Alan Davies and Backstage Ball
Alan Davies chats to Zoe about The Dog Rescuers on Channel 5. In Backstage Ball, Zoe goes behind the scenes of Rocketman with Taron Egerton's vocal coach Michael Dore.
Wake up and embrace the day with Zoe Ball! The longest serving QI resident Alan Davies chats to Zoe about the seventh series of his Channel 5 show The Dog Rescuers with Alan Davies.
It’s Backstage Ball! Zoe goes behind the scenes of the new Elton John biopic Rocketman, and speaks to Taron Egerton’s vocal coach Michael Dore, who helped transform Taron into Elton. He also tells us about his involvement in BBC Radio 2's Friday Night is Music Night and his cameo on Adele's Skyfall.
Along with Clare Runacres on news, Richie Anderson on travel and Mike Williams on sport, Zoe and the team have the best start to your morning. With celeb guests, quizzes, headlines, tunes chosen by listeners and more music than you can shake a glitterball at!
There's also weather with Carol Kirkwood live from Richmond Park and a daily Pause For Thought from the Bishop of Leeds Nick Baines. Plus Mike chats to John Watson, former teammate and friend of Formula 1 champion Niki Lauda and we speak to listener Rachel who gives advice on completing Coach to 5K, as Zoe entertains the nation with fun for the family!
Pause For Thought
I’ve got two sons - both of them well grown up now (that’s what I tell them, anyway) - and they’re both seriously colour blind. It’s great to play snooker against them. The thing about colour blindness is that you can’t tell from looking at them that they’ve no idea which is the red, the green or the brown. Well, I’ve just learned that tomorrow is Face Equality Day. Now, my first response was boredom that every day seems to be ‘something day’. But, because I didn’t understand the title, I looked it up.

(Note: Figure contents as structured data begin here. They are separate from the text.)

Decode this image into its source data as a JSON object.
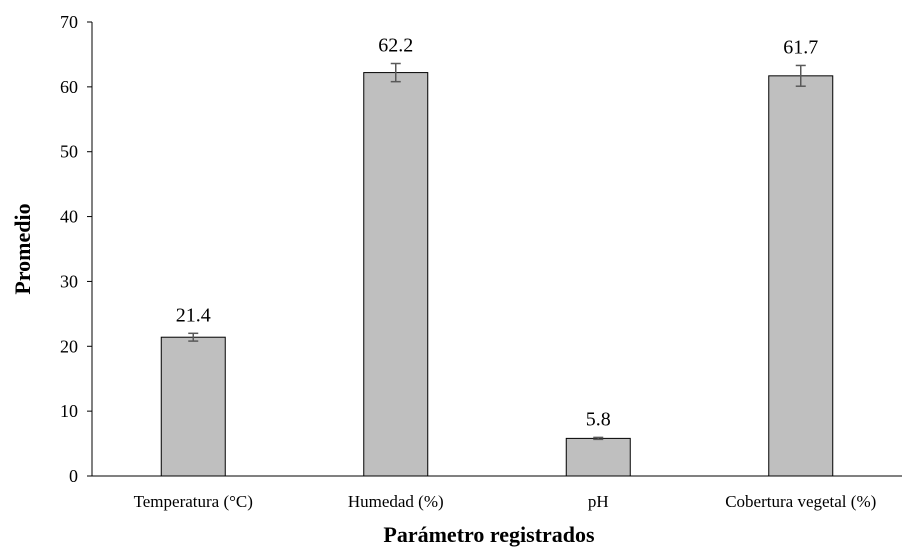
{
  "chart_data": {
    "type": "bar",
    "categories": [
      "Temperatura (°C)",
      "Humedad (%)",
      "pH",
      "Cobertura vegetal (%)"
    ],
    "values": [
      21.4,
      62.2,
      5.8,
      61.7
    ],
    "value_labels": [
      "21.4",
      "62.2",
      "5.8",
      "61.7"
    ],
    "error": [
      0.6,
      1.4,
      0.15,
      1.6
    ],
    "xlabel": "Parámetro registrados",
    "ylabel": "Promedio",
    "ylim": [
      0,
      70
    ],
    "yticks": [
      0,
      10,
      20,
      30,
      40,
      50,
      60,
      70
    ],
    "grid": false,
    "bar_color": "#bfbfbf",
    "bar_edge_color": "#000000",
    "error_bar_color": "#595959"
  }
}
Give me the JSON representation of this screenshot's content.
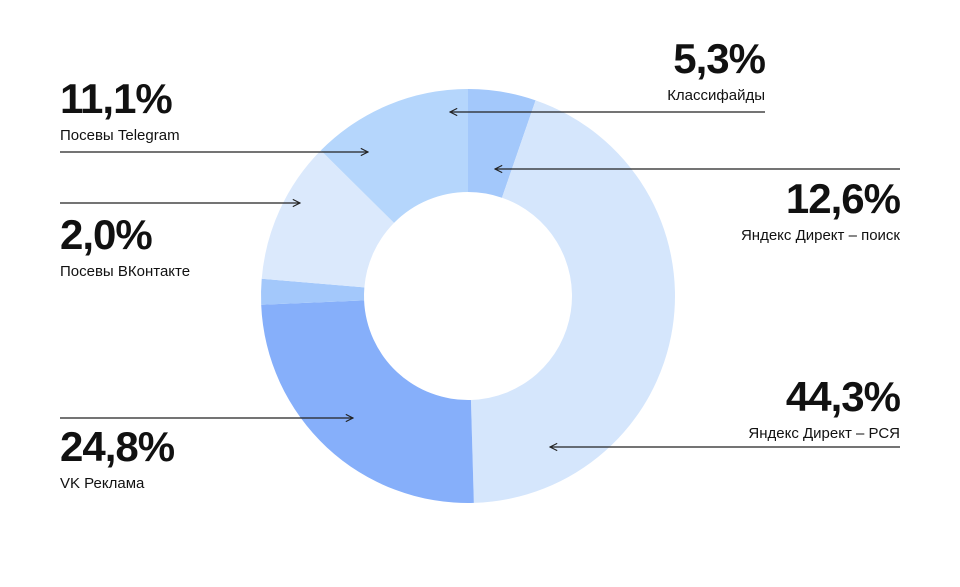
{
  "chart_data": {
    "type": "pie",
    "donut": true,
    "slices": [
      {
        "label": "Классифайды",
        "value": 5.3,
        "display": "5,3%",
        "color": "#a3c8fb"
      },
      {
        "label": "Яндекс Директ – РСЯ",
        "value": 44.3,
        "display": "44,3%",
        "color": "#d5e6fc"
      },
      {
        "label": "VK Реклама",
        "value": 24.8,
        "display": "24,8%",
        "color": "#86affa"
      },
      {
        "label": "Посевы ВКонтакте",
        "value": 2.0,
        "display": "2,0%",
        "color": "#a3c8fb"
      },
      {
        "label": "Посевы Telegram",
        "value": 11.1,
        "display": "11,1%",
        "color": "#dbe9fc"
      },
      {
        "label": "Яндекс Директ – поиск",
        "value": 12.6,
        "display": "12,6%",
        "color": "#b5d6fc"
      }
    ]
  }
}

And it’s all about people whose face doesn’t conform to so-called normal expectations of beauty or normality. Perhaps because of medical or accident reasons, they suffer unwelcome attention or unkind responses from people in public. I’m trying to get the words right here, because those people working for change in this area use the term ‘visible difference’ to refer to this phenomenon. It’s a way of challenging the assumption that some people who look different are worth less. The evidence is that when you find your own face has changed, people treat you differently. Well, we all know how important our face is.
According to Shakespeare, “There's no art to find the mind's construction in the face" - in other words, look past the appearance and you might detect the mind or soul of the person. I think he got this from his familiarity with the Bible which is full of stuff about faces. Try: Proverbs 27:19, “As water reflects the face, so one’s life reflects the heart.” But, it’s too easy to avoid the point here by saying simply that it’s what’s inside you that counts, not what you look like.
Well, most people who say that sort of thing are probably OK with their own appearance. Perhaps I should try putting myself inside the skin - or looking through the eyes - of someone who gets stared at or, worse, avoided. How we appear to other people does matter - especially in a culture which constantly bombards us with images of normal beauty. But, how other people look at those who are visibly different matters enormously. Let’s face it, we can light up someone else’s face by loving who they are and the uniqueness of how they look.